Today, the U.S. Food and Drug Administration approved Ayvakit (avapritinib) for the treatment of adults with unresectable (unable to be removed with surgery) or metastatic (when cancer cells spread to other parts of the body) gastrointestinal stromal tumor (GIST) – a type of tumor that occurs in the gastrointestinal tract, most commonly in the stomach or small intestine – harboring a platelet-derived growth factor receptor alpha (PDGFRA) exon 18 mutation. This approval includes GIST that harbors a PDGFRA D842V mutation, which is the most common exon 18 mutation. Ayvakit is a kinase inhibitor, meaning it blocks a type of enzyme called a kinase and helps keeps the cancer cells from growing.
Common side effects for patients taking Ayvakit were edema (swelling), nausea, fatigue/asthenia (abnormal physical weakness or lack of energy), cognitive impairment, vomiting, decreased appetite, diarrhea, hair color changes, increased lacrimation (secretion of tears), abdominal pain, constipation, rash and dizziness. Ayvakit can cause intracranial hemorrhage (bleeding that occurs inside the skull) in which case the dose should be reduced, or the drug should be discontinued. Ayvakit can also cause central nervous system effects including cognitive impairment, dizziness, sleep disorders, mood disorders, speech disorders and hallucinations. If this happens, depending on the severity, Ayvakit should be withheld and then resumed at the same or reduced dose upon improvement or permanently discontinued.
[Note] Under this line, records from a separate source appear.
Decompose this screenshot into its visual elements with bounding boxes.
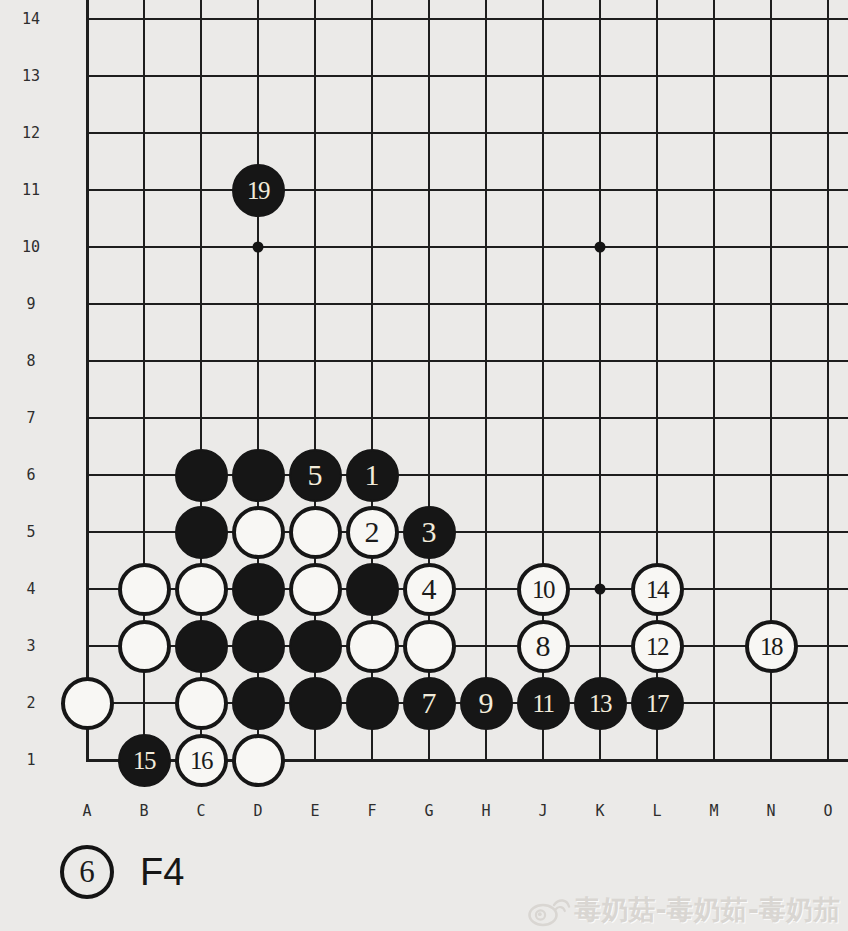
column-label-M: M xyxy=(709,802,718,820)
move-number: 4 xyxy=(422,574,437,604)
stone-white-E4 xyxy=(289,563,342,616)
move-number: 18 xyxy=(760,634,782,659)
stone-black-L2-move-17: 17 xyxy=(631,677,684,730)
go-board: 1951234101481218791113171516 ABCDEFGHJKL… xyxy=(0,0,848,848)
stone-black-D4 xyxy=(232,563,285,616)
stone-black-C5 xyxy=(175,506,228,559)
column-label-F: F xyxy=(367,802,376,820)
stone-white-F5-move-2: 2 xyxy=(346,506,399,559)
caption-coordinate: F4 xyxy=(140,851,184,894)
column-label-C: C xyxy=(196,802,205,820)
caption-stone-number: 6 xyxy=(79,854,95,890)
stone-white-N3-move-18: 18 xyxy=(745,620,798,673)
column-label-G: G xyxy=(424,802,433,820)
watermark-text: 毒奶菇-毒奶茹-毒奶茄 xyxy=(575,892,840,928)
caption-stone-white: 6 xyxy=(60,845,114,899)
move-number: 1 xyxy=(365,460,380,490)
move-number: 7 xyxy=(422,688,437,718)
stone-black-H2-move-9: 9 xyxy=(460,677,513,730)
row-label-4: 4 xyxy=(26,580,35,598)
move-number: 12 xyxy=(646,634,668,659)
stone-white-G3 xyxy=(403,620,456,673)
stone-white-B4 xyxy=(118,563,171,616)
weibo-logo-icon xyxy=(527,892,571,928)
move-number: 13 xyxy=(589,691,611,716)
stone-white-D1 xyxy=(232,734,285,787)
row-label-5: 5 xyxy=(26,523,35,541)
go-diagram-page: 1951234101481218791113171516 ABCDEFGHJKL… xyxy=(0,0,848,931)
column-label-B: B xyxy=(139,802,148,820)
watermark: 毒奶菇-毒奶茹-毒奶茄 xyxy=(527,892,840,928)
move-number: 15 xyxy=(133,748,155,773)
move-number: 10 xyxy=(532,577,554,602)
move-number: 19 xyxy=(247,178,269,203)
row-label-3: 3 xyxy=(26,637,35,655)
column-label-J: J xyxy=(538,802,547,820)
row-label-7: 7 xyxy=(26,409,35,427)
stone-black-D2 xyxy=(232,677,285,730)
column-label-D: D xyxy=(253,802,262,820)
move-caption: 6 F4 xyxy=(0,845,300,905)
column-label-A: A xyxy=(82,802,91,820)
stone-white-J4-move-10: 10 xyxy=(517,563,570,616)
move-number: 8 xyxy=(536,631,551,661)
stone-black-C6 xyxy=(175,449,228,502)
row-label-9: 9 xyxy=(26,295,35,313)
stone-black-D6 xyxy=(232,449,285,502)
row-label-12: 12 xyxy=(22,124,40,142)
column-label-K: K xyxy=(595,802,604,820)
stone-white-E5 xyxy=(289,506,342,559)
stone-white-L4-move-14: 14 xyxy=(631,563,684,616)
stone-black-F6-move-1: 1 xyxy=(346,449,399,502)
stone-white-G4-move-4: 4 xyxy=(403,563,456,616)
stone-white-C1-move-16: 16 xyxy=(175,734,228,787)
column-label-N: N xyxy=(766,802,775,820)
stone-black-K2-move-13: 13 xyxy=(574,677,627,730)
column-label-L: L xyxy=(652,802,661,820)
row-label-2: 2 xyxy=(26,694,35,712)
stone-black-C3 xyxy=(175,620,228,673)
move-number: 5 xyxy=(308,460,323,490)
stone-black-D3 xyxy=(232,620,285,673)
stone-black-B1-move-15: 15 xyxy=(118,734,171,787)
column-label-H: H xyxy=(481,802,490,820)
stone-white-A2 xyxy=(61,677,114,730)
row-label-1: 1 xyxy=(26,751,35,769)
move-number: 2 xyxy=(365,517,380,547)
row-label-14: 14 xyxy=(22,10,40,28)
row-label-11: 11 xyxy=(22,181,40,199)
stone-white-J3-move-8: 8 xyxy=(517,620,570,673)
move-number: 17 xyxy=(646,691,668,716)
move-number: 16 xyxy=(190,748,212,773)
stone-black-G2-move-7: 7 xyxy=(403,677,456,730)
stone-white-C2 xyxy=(175,677,228,730)
stone-white-C4 xyxy=(175,563,228,616)
column-label-E: E xyxy=(310,802,319,820)
move-number: 11 xyxy=(532,691,553,716)
move-number: 3 xyxy=(422,517,437,547)
stone-white-L3-move-12: 12 xyxy=(631,620,684,673)
stone-black-E6-move-5: 5 xyxy=(289,449,342,502)
row-label-13: 13 xyxy=(22,67,40,85)
stone-white-F3 xyxy=(346,620,399,673)
row-label-10: 10 xyxy=(22,238,40,256)
column-label-O: O xyxy=(823,802,832,820)
stone-white-B3 xyxy=(118,620,171,673)
stone-black-E2 xyxy=(289,677,342,730)
row-label-8: 8 xyxy=(26,352,35,370)
stone-black-F4 xyxy=(346,563,399,616)
board-grid: 1951234101481218791113171516 xyxy=(59,0,848,789)
stone-black-D11-move-19: 19 xyxy=(232,164,285,217)
stone-black-E3 xyxy=(289,620,342,673)
stone-white-D5 xyxy=(232,506,285,559)
row-label-6: 6 xyxy=(26,466,35,484)
stone-black-G5-move-3: 3 xyxy=(403,506,456,559)
stone-black-J2-move-11: 11 xyxy=(517,677,570,730)
move-number: 14 xyxy=(646,577,668,602)
stone-black-F2 xyxy=(346,677,399,730)
move-number: 9 xyxy=(479,688,494,718)
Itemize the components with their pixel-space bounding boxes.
Health care professionals should advise pregnant women that Ayvakit may cause harm to a developing fetus or newborn baby. Additionally, the FDA advises health care professionals to tell females of reproductive potential, and males with female partners of reproductive potential, to use effective contraception during treatment with Ayvakit and for six weeks after the final dose.